Kurtarma çalışmaları sürüyor fakat depremden en çok etkilenen 10 il arasında yer alan Hatay’dan haber yok denecek kadar az. Depremin ilk şokuyla farkına varılamasa da saat ilerledikçe insanlar buradan neden kimse bahsetmiyor, neden yardım gitmiyor diye sormaya başladı.
Hatay’a ulaşım coğrafi koşullar nedeniyle zorken anayolu ve havalimanı pisti kırık durumda olmasıyla ulaşım tamamen kesildi. Bölge ile irtibat kurmakta zorluk çekiliyor. Hatay Belediye Başkanı Lütfü Savaş, “Hava 2-3 derece ve yağmur yağıyor. Hipotermiden hayatını kaybetme tehlikesi var. Şu an elektrik, su, doğal gaz kesik. Mahrumiyet bölgesi gibi olduk. Çok acil yardıma ihtiyacımız var” açıklamasında bulundu akşam saatlerinde. Çok sayıda yardım ekibi ve TIR yola çıkıyor fakat bu yardımların koordineleri ne derece sağlanıyor, bölgeye ulaşan var mı bilgimiz yok.

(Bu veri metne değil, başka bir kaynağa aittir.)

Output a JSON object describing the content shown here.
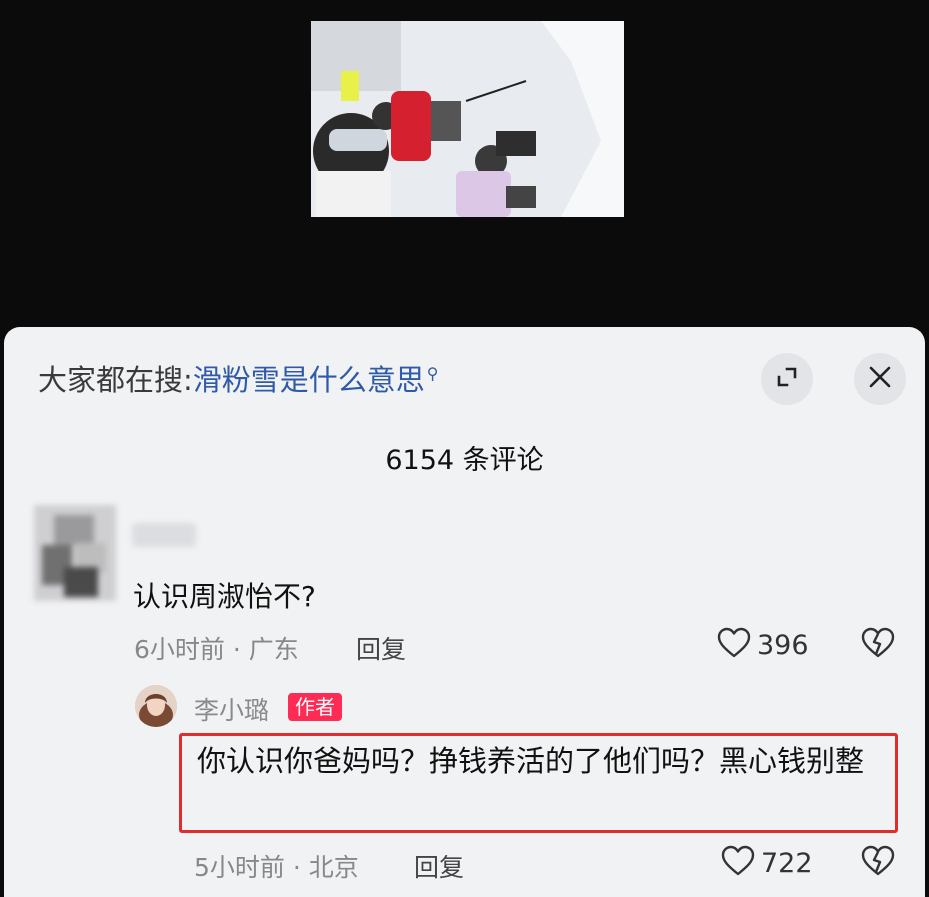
{
  "search_hint": {
    "prefix": "大家都在搜:",
    "term": "滑粉雪是什么意思",
    "icon": "search-icon"
  },
  "header_icons": {
    "expand": "expand-icon",
    "close": "close-icon"
  },
  "comment_count": "6154 条评论",
  "comments": [
    {
      "text": "认识周淑怡不?",
      "meta": "6小时前 · 广东",
      "reply_label": "回复",
      "likes": "396"
    }
  ],
  "reply": {
    "username": "李小璐",
    "badge": "作者",
    "text": "你认识你爸妈吗？挣钱养活的了他们吗？黑心钱别整",
    "meta": "5小时前 · 北京",
    "reply_label": "回复",
    "likes": "722"
  },
  "colors": {
    "accent_term": "#2f5aa8",
    "badge": "#fe2c55",
    "highlight_box": "#e02c2c",
    "sheet_bg": "#f1f2f4"
  }
}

Saatler ilerleyip gün doğduğunda, bölgeden haberler geldikçe ve nihayet yardımlar bölgeye ulaştıkça karşılaşacağımız tablolar beni korkutuyor. Haber kanallarında da çok göremiyoruz Hatay’ı. Sosyal medyada ise Samandağ ve Antakya’dan insanların yardım çığlıkları yükseliyor…
Bölgeden gelen az sayıda görüntüden birinde insanların yağmacılığa başladığı da gördük. Gıda insanların en temel ihtiyacı. Şu an açıkta kalan, yardıma ulaşamayan insanlar kendi başının çaresine bakmaya, hayatta kalmaya çalışıyor fakat görüntülerde sadece besin ihtiyacını karşılamaya çalışanlar yok. Televizyon, telefon çalan yağmacılar da var.

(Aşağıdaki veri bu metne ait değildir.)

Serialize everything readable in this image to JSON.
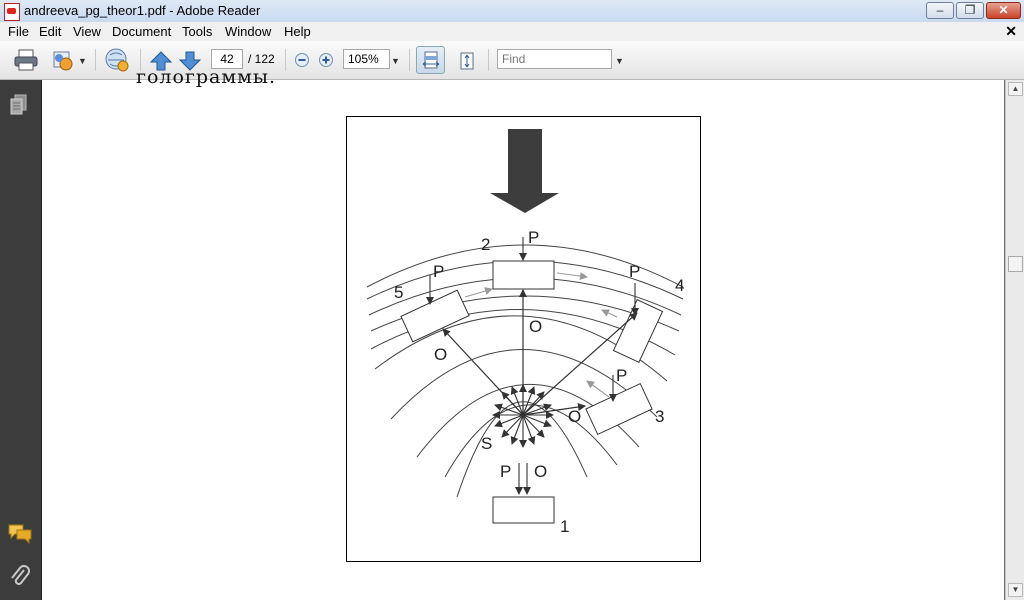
{
  "window": {
    "title": "andreeva_pg_theor1.pdf - Adobe Reader"
  },
  "menubar": {
    "items": [
      "File",
      "Edit",
      "View",
      "Document",
      "Tools",
      "Window",
      "Help"
    ],
    "close_glyph": "✕"
  },
  "toolbar": {
    "page_current": "42",
    "page_total": "/ 122",
    "zoom": "105%",
    "find_placeholder": "Find"
  },
  "document": {
    "cut_text": "голограммы.",
    "figure_labels": {
      "p_top": "P",
      "n2": "2",
      "p_left": "P",
      "n5": "5",
      "p_right": "P",
      "n4": "4",
      "o_center": "O",
      "o_left": "O",
      "p_lower": "P",
      "o_lower": "O",
      "n3": "3",
      "s": "S",
      "p_bottom": "P",
      "o_bottom": "O",
      "n1": "1"
    }
  },
  "icons": [
    "pdf-icon",
    "print-icon",
    "share-icon",
    "collaborate-icon",
    "prev-page-icon",
    "next-page-icon",
    "zoom-out-icon",
    "zoom-in-icon",
    "fit-width-icon",
    "fit-page-icon",
    "pages-panel-icon",
    "comments-icon",
    "attachments-icon"
  ]
}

Yayılan bu görüntüye ilk tepki verenlerden biri Zafer Partisi Genel Başkanı Ümit Özdağ oldu. Özdağ sosyal medya hesabı üzerinden yaptığı paylaşımla, “Bölgeden alçakça yağma görüntü ve haberleri geliyor. Yağmacılara karşı asker ve polise vur emri verilmeli. Aksi takdirde ülke olarak önü alınamayacak başka olaylar ile karşı karşıya kalacağız.” dedi.
Böyle bir durumda yağmacıların kontrol altına alınmamasının doğurabileceği sonuçlar daha önce tecrübe edilmiş. Aynı zamanda vur, öldür gibi emir verin demek de bir o kadar tehlikeli. Bu zor günlerimizde ilk hesap sorulması gereken çürük binalar dikerek insanların canına kastedenlerdir.

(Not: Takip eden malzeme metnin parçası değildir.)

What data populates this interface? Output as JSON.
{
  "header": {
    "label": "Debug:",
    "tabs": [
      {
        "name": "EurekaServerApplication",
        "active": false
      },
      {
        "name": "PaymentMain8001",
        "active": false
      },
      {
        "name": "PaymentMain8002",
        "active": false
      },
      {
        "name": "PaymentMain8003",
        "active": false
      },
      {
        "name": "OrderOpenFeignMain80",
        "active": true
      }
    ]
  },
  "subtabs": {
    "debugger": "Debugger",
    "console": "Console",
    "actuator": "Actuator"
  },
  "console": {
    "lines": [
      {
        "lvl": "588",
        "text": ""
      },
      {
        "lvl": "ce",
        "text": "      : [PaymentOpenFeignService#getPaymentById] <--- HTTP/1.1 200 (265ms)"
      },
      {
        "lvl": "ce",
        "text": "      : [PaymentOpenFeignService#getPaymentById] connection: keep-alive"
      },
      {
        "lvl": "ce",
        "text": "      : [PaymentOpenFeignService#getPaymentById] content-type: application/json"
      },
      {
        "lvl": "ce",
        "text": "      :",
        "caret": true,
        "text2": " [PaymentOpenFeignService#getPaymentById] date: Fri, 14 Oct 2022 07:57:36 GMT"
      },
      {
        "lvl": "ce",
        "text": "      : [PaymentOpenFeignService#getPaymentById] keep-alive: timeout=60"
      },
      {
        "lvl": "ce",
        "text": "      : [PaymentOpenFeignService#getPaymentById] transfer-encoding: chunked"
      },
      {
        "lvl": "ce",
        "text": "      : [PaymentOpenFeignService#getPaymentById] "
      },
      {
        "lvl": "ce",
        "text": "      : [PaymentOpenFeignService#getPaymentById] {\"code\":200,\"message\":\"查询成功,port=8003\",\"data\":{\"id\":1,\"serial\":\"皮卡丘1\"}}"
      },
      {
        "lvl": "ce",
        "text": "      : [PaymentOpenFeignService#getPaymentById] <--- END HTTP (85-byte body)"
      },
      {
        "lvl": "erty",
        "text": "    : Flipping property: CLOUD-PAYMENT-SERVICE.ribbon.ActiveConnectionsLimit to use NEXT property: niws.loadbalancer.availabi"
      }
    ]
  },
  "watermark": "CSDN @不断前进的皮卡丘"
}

Fırsatçılar da boş durmadı. Deprem bölgesine gidecek yardım listelerinde bulunan ürünlere saatler içinde yapılan zamlar isyan ettirdi insanları. 50 TL fiyata satılan ilk yardım çantaları milyarlar karşılığı satışa sunuldu. İnsanların soğuktan donarak ölme riski varken battaniye fiyatlarını uçurdular. Aracı firmalardan beklediğimiz bu gibi fırsatçıları bünyelerinde barındırmamaları hatta ifşa etmeleri.
Daha önce de yazmıştım biz birbirimize her alanda kazık atmaya çalışıyoruz diye. Yalan ihbarlar, ihtiyaç halindeki ürünlere yapılan zamlar, yağmacılar utanç sebebimizsiniz.